The Australian Council of Recycling (ACOR) is calling for urgent action to manage the additional volumes of plastic waste being generated by Australians during the COVID-19 shutdown.
ACOR CEO Pete Shmigel, said that Australians who are confined at home are using exceptionally high levels of soft plastic. This includes fresh food packaging, biscuit wrappers, pasta and bread bags, some ready-to-eat meal packaging, the wrapping around paper towels and toilet paper, postal and delivery sacks, and plastic shopping bags.
Shmigel pointed to trends that have been seen by the recycling and waste industries in the last two months:
● Householder kerbside recycling volumes and waste volumes up by over 10%
● Contamination of kerbside recycling at unprecedented levels in some locations, especially from soft plastics
● Recycling from business sites is down by over 20% which impacts on the overall viability of the industry
● Industrial orders for recycled content plastic resin are significantly down
● Export markets for Australian recyclates reduced by 35% in one month from December to January
● Return of soft plastic by consumers to supermarkets has stayed at steady – which means extra material being consumed is not being fully captured for recycling
“Before COVID-19 emerged, the nationally adopted target for plastic packaging being recycled was set at 70% of plastic packaging being recycled or composted, and a commitment was made to the phase-out of problematic and unnecessary single-use plastics packaging. With these new and unexpected trends, these targets will be even harder to hit by 2025,” Shmigel said.

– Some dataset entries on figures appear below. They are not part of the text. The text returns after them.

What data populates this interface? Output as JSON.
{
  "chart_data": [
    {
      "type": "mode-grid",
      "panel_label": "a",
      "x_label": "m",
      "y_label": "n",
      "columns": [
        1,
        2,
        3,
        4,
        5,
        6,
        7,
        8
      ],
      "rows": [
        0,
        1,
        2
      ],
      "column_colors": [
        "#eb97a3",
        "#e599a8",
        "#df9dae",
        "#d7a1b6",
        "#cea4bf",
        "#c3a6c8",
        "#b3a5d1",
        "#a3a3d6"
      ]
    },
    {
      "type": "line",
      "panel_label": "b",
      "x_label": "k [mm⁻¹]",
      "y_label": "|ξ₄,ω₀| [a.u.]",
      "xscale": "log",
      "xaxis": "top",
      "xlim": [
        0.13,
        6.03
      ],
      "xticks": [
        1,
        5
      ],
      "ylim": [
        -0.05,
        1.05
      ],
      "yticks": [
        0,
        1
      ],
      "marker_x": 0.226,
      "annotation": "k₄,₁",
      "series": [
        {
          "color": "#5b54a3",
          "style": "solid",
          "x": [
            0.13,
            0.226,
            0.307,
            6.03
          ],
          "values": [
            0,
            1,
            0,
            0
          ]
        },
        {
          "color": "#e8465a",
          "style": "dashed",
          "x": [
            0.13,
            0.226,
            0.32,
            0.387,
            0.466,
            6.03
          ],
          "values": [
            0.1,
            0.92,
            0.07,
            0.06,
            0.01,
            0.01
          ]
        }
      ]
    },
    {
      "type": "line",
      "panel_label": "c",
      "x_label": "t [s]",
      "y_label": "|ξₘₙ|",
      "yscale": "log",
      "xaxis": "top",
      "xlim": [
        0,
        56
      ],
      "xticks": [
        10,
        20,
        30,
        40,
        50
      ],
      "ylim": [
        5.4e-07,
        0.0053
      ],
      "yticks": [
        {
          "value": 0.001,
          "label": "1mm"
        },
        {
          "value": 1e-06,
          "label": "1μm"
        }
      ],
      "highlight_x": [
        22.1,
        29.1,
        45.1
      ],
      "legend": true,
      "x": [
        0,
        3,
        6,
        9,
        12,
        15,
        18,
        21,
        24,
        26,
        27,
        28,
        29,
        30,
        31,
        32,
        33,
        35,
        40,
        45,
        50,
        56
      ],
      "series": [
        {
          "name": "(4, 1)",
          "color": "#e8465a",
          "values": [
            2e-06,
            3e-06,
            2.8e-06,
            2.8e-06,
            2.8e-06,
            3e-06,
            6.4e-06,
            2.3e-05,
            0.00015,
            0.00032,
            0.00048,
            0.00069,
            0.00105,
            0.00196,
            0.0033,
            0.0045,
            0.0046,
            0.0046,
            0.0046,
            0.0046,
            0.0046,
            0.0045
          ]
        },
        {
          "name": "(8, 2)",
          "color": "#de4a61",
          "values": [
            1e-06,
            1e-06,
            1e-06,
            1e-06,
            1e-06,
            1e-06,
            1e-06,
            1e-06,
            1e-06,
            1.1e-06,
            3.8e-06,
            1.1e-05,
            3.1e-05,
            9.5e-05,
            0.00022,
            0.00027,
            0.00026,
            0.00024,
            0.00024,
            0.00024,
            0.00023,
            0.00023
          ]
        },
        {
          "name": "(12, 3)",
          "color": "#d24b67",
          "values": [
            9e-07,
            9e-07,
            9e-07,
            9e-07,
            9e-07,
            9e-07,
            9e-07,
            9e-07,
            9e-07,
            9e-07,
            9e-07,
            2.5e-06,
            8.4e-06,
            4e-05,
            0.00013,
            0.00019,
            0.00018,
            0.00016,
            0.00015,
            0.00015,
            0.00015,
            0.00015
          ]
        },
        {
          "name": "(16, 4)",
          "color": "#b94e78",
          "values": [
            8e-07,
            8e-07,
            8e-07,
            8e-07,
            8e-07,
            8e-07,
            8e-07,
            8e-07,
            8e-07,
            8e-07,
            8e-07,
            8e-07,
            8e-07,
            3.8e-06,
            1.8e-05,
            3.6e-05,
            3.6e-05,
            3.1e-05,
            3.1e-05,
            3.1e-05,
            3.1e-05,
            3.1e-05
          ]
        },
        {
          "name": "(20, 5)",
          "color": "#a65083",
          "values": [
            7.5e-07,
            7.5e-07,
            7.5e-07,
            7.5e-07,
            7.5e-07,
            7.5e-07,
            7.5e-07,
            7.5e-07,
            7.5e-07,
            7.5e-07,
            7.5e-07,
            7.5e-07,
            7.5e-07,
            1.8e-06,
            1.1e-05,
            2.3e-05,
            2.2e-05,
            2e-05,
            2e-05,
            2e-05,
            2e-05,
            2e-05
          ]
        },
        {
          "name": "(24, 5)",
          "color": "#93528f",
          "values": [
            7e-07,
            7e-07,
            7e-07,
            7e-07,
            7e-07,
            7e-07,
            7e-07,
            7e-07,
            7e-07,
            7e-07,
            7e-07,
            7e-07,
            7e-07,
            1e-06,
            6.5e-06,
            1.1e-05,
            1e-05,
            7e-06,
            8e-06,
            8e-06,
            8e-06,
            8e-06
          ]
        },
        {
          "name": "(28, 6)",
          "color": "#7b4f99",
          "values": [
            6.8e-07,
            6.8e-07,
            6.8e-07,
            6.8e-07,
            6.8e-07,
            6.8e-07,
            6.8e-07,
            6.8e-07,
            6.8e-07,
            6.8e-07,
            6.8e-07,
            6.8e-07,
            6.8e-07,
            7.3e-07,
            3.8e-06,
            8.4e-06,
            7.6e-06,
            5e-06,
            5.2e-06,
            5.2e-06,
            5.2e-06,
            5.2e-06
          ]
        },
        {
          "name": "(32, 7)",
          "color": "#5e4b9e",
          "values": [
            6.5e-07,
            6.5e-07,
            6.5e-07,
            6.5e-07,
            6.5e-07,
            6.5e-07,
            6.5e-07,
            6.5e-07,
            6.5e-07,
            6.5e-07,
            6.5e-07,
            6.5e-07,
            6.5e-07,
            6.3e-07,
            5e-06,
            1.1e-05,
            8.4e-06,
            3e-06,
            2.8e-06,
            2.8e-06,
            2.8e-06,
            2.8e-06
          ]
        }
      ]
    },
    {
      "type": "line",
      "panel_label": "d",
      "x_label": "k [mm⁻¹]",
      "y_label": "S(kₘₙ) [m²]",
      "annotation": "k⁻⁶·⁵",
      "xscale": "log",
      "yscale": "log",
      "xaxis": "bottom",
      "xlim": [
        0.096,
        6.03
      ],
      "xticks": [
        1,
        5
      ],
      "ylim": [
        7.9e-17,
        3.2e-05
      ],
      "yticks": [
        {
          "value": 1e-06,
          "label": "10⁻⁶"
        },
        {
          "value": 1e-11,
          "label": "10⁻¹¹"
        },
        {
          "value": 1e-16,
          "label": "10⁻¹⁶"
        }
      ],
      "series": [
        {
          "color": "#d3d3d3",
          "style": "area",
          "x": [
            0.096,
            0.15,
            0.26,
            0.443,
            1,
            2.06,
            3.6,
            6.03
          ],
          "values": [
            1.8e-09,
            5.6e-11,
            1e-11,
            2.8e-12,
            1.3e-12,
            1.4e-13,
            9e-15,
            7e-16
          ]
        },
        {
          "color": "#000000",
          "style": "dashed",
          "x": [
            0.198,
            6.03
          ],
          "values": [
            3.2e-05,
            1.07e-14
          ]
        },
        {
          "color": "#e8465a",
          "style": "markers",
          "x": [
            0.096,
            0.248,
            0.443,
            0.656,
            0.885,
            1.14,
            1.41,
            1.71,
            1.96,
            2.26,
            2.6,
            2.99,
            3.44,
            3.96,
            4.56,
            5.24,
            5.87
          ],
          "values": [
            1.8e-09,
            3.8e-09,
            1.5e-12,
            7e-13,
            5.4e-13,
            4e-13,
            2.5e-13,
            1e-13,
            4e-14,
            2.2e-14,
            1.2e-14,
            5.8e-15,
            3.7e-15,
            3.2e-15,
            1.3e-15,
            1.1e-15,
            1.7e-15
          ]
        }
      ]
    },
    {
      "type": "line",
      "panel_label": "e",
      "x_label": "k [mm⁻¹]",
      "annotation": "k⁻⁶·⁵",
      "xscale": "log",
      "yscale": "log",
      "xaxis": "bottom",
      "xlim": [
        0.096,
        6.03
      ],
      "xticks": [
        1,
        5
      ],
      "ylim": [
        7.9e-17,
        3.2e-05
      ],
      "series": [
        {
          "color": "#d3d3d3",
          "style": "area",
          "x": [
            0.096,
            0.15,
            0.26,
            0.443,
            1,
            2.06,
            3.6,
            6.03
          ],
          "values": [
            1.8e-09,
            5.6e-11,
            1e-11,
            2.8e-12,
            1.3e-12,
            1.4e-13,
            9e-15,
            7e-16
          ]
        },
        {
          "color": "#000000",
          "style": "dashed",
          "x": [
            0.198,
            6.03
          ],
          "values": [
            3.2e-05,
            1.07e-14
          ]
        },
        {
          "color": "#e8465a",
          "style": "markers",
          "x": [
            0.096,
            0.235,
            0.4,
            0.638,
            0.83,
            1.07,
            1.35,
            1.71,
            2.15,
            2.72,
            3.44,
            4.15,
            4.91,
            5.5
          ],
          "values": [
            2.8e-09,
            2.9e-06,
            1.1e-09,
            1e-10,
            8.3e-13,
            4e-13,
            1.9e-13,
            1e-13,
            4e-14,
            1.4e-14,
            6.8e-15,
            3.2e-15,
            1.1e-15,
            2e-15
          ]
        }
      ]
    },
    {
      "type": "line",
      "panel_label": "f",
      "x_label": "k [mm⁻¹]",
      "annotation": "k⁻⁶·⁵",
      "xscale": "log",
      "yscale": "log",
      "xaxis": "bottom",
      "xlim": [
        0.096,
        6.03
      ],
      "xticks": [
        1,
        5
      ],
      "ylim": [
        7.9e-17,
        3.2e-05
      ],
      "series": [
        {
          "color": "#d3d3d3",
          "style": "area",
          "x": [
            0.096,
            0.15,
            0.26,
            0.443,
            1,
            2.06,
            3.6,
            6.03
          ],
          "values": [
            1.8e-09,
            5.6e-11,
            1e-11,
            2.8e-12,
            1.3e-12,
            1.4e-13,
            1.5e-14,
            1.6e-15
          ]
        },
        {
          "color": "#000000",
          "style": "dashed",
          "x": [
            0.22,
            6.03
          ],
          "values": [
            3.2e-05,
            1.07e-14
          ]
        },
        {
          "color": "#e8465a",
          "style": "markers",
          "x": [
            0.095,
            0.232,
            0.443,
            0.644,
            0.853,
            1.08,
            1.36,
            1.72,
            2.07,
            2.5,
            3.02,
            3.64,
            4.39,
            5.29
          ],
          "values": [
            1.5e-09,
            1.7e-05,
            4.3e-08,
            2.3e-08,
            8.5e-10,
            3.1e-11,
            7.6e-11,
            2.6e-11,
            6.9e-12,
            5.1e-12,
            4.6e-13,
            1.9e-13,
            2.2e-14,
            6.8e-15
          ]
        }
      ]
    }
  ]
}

He added that Australia needs change at both the supply and demand ends: behavioural changes from Australians to get it right at the kerbside and to return soft plastics to supermarkets, and; policy changes from governments, including:
● Federal Government helping consumers by making recycling labels mandatory rather than voluntary for brand owner companies, and;
● Federal, State and local governments proactively purchasing recycled content products such as plastic roads, noise barriers and other items
“Upcoming communications campaigns to help consumers reduce kerbside recycling contamination from the governments of South Australia and Victoria are very welcome in this context, and their example should be followed by the other states. These campaigns go a long way to help inform Australians on what to recycle where, but it is ultimately all our responsibility to actively learn correct methods. In short – if you buy it, know how to recycle it.
“These necessary and low-cost initiatives keep hi-viz recycling jobs in cities and regions going in a time of COVID19, and they give Australians the opportunity to help the environment while they’re at home more,” Shmigel said.